Kazimir Malevich was born Kazimierz Malewicz to a Polish family, who settled near Kiev in Kiev Governorate of the Russian Empire during the partitions of Poland. His parents, Ludwika and Seweryn Malewicz, were Roman Catholic like most ethnic Poles, though his father attended Orthodox services as well. They both had fled from the former eastern territories of the Commonwealth (present-day Kopyl Region of Belarus) to Kiev in the aftermath of the failed Polish January Uprising of 1863 against the tsarist army. His native language was Polish though he spoke Ukrainian in public. Subsequently, Malevich even wrote a series of articles about art in Ukrainian.
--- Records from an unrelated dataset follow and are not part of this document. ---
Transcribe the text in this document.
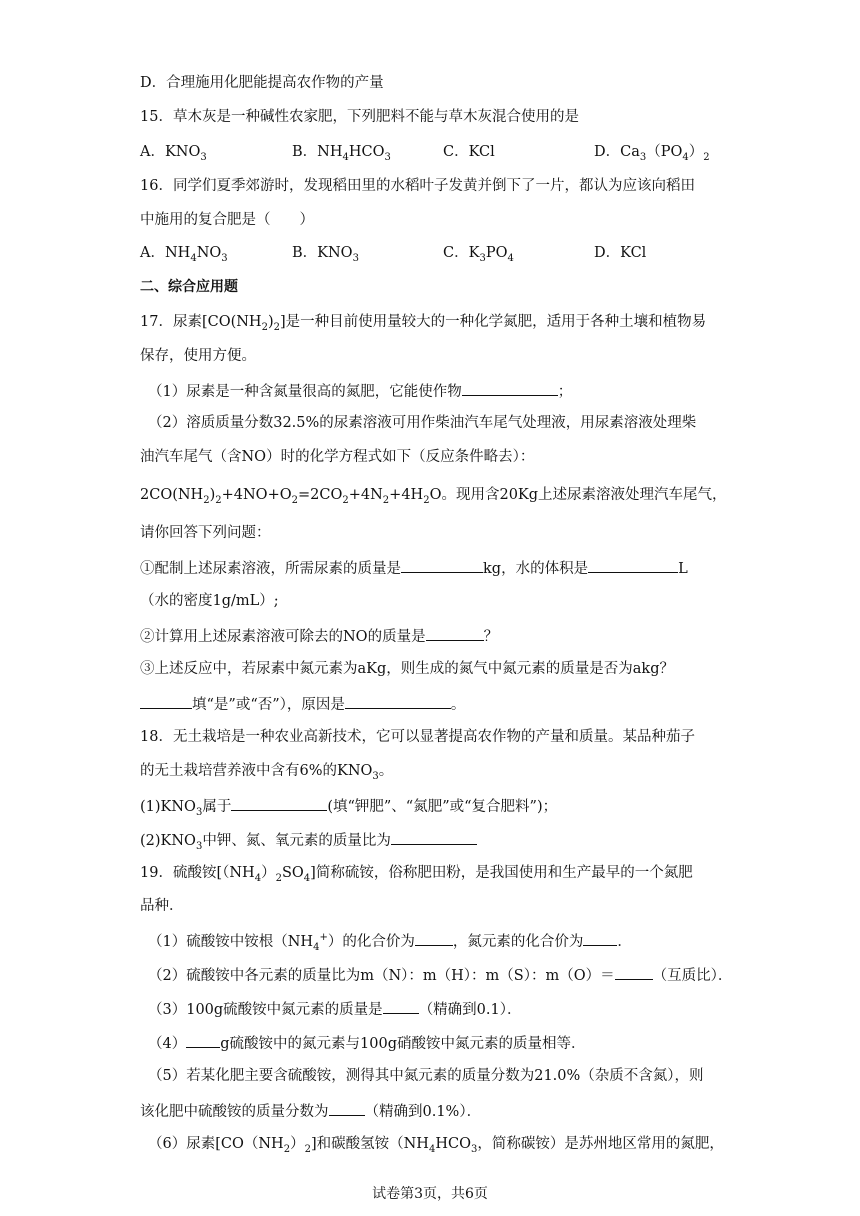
D．合理施用化肥能提高农作物的产量
15．草木灰是一种碱性农家肥，下列肥料不能与草木灰混合使用的是
A．$KNO_3$	B．$NH_4HCO_3$	C．KCl	D．$Ca_3(PO_4)_2$
16．同学们夏季郊游时，发现稻田里的水稻叶子发黄并倒下了一片，都认为应该向稻田
中施用的复合肥是（　　）
A．$NH_4NO_3$	B．$KNO_3$	C．$K_3PO_4$	D．KCl
二、综合应用题
17．尿素$[CO(NH_2)_2]$是一种目前使用量较大的一种化学氮肥，适用于各种土壤和植物易
保存，使用方便。
（1）尿素是一种含氮量很高的氮肥，它能使作物	；
（2）溶质质量分数32.5%的尿素溶液可用作柴油汽车尾气处理液，用尿素溶液处理柴
油汽车尾气（含NO）时的化学方程式如下（反应条件略去）：
$2CO(NH_2)_2+4NO+O_2=2CO_2+4N_2+4H_2O$。现用含20Kg上述尿素溶液处理汽车尾气，
请你回答下列问题：
①配制上述尿素溶液，所需尿素的质量是	kg，水的体积是	L
（水的密度1g/mL）;
②计算用上述尿素溶液可除去的NO的质量是	？
③上述反应中，若尿素中氮元素为aKg，则生成的氮气中氮元素的质量是否为akg？
填“是”或“否”），原因是	。
18．无土栽培是一种农业高新技术，它可以显著提高农作物的产量和质量。某品种茄子
的无土栽培营养液中含有6%的$KNO_3$。
$(1)KNO_3$属于	(填“钾肥”、“氮肥”或“复合肥料”)；
$(2)KNO_3$中钾、氮、氧元素的质量比为
19．硫酸铵$[(NH_4)_2SO_4]$简称硫铵，俗称肥田粉，是我国使用和生产最早的一个氮肥
品种．
（1）硫酸铵中铵根$(NH_4^+)$的化合价为	，氮元素的化合价为 ．
（2）硫酸铵中各元素的质量比为m（N）：m（H）：m（S）：m（O）＝	（互质比）．
（3）100g硫酸铵中氮元素的质量是 （精确到0.1）．
（4） g硫酸铵中的氮元素与100g硝酸铵中氮元素的质量相等．
（5）若某化肥主要含硫酸铵，测得其中氮元素的质量分数为21.0%（杂质不含氮），则
该化肥中硫酸铵的质量分数为 （精确到0.1%）．
（6）尿素$[CO(NH_2)_2]$和碳酸氢铵（$NH_4HCO_3$，简称碳铵）是苏州地区常用的氮肥，
试卷第3页，共6页
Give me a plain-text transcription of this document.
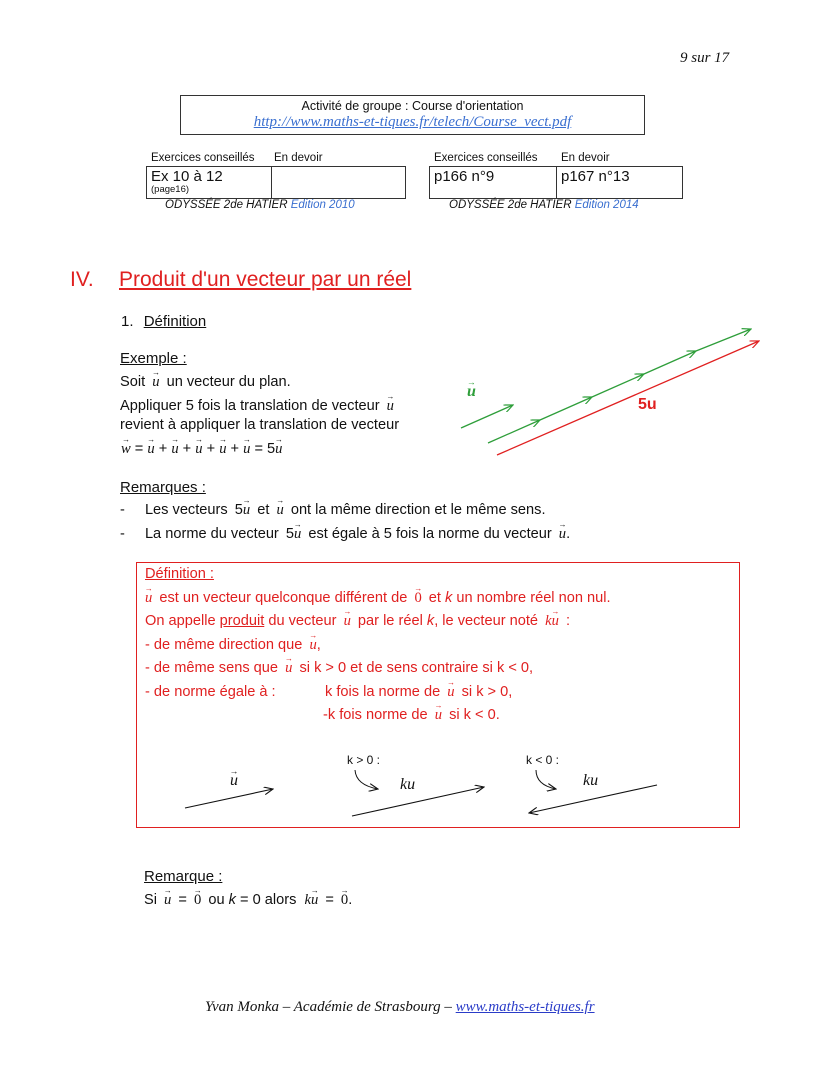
9 sur 17
Activité de groupe : Course d'orientation
http://www.maths-et-tiques.fr/telech/Course_vect.pdf
Exercices conseillés En devoir
Ex 10 à 12
(page16)
ODYSSÉE 2de HATIER Edition 2010
Exercices conseillés En devoir
p166 n°9	p167 n°13
ODYSSÉE 2de HATIER Edition 2014
IV. Produit d'un vecteur par un réel
1. Définition
Exemple :
Soit → u un vecteur du plan.
Appliquer 5 fois la translation de vecteur → u
revient à appliquer la translation de vecteur
→ w = → u + → u + → u + → u + → u = 5→ u
→ u
5u
Remarques :
- Les vecteurs 5→ u et → u ont la même direction et le même sens.
- La norme du vecteur 5→ u est égale à 5 fois la norme du vecteur → u.
Définition :
→ u est un vecteur quelconque différent de → 0 et k un nombre réel non nul.
On appelle produit du vecteur → u par le réel k, le vecteur noté k→ u :
- de même direction que → u,
- de même sens que → u si k > 0 et de sens contraire si k < 0,
- de norme égale à :	k fois la norme de → u si k > 0,
-k fois norme de → u si k < 0.
→ u
k > 0 :	k < 0 :
ku	ku
Remarque :
Si → u = → 0 ou k = 0 alors k→ u = → 0.
Yvan Monka – Académie de Strasbourg – www.maths-et-tiques.fr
Kazimir's father managed a sugar factory. Kazimir was the first of fourteen children, only nine of whom survived into adulthood. His family moved often and he spent most of his childhood in the villages of Ukraine, amidst sugar-beet plantations, far from centers of culture. Until age twelve he knew nothing of professional artists, although art had surrounded him in childhood. He delighted in peasant embroidery, and in decorated walls and stoves. He was able to paint in the peasant style. He studied drawing in Kiev from 1895 to 1896.
From 1896 to 1904 Kazimir Malevich lived in Kursk. In 1904, after the death of his father, he moved to Moscow. He studied at the Moscow School of Painting, Sculpture, and Architecture from 1904 to 1910 and in the studio of Fedor Rerberg in Moscow (1904 to 1910). In 1911 he participated in the second exhibition of the group, Soyuz Molodyozhi (Union of Youth) in St. Petersburg, together with Vladimir Tatlin and, in 1912, the group held its third exhibition, which included works by Aleksandra Ekster, Tatlin, and others. In the same year he participated in an exhibition by the collective, Donkey's Tail in Moscow. By that time his works were influenced by Natalia Goncharova and Mikhail Larionov, Russian avant-garde painters, who were particularly interested in Russian folk art called lubok. Malevich described himself as painting in a "Cubo-Futuristic" style in 1912. In March 1913 a major exhibition of Aristarkh Lentulov's paintings opened in Moscow. The effect of this exhibition was comparable with that of Paul Cézanne in Paris in 1907, as all the main Russian avant-garde artists of the time (including Malevich) immediately absorbed the cubist principles and began using them in their works. Already in the same year the Cubo-Futurist opera, Victory Over the Sun, with Malevich's stage-set, became a great success. In 1914 Malevich exhibited his works in the Salon des Indépendants in Paris together with Alexander Archipenko, Sonia Delaunay, Aleksandra Ekster, and Vadim Meller, among others. Malevich also co-illustrated, with Pavel Filonov, Selected Poems with Postscript, 1907–1914 by Velimir Khlebnikov and another work by Khlebnikov in 1914 titled Roar! Gauntlets, 1908–1914, with Vladimir Burliuk.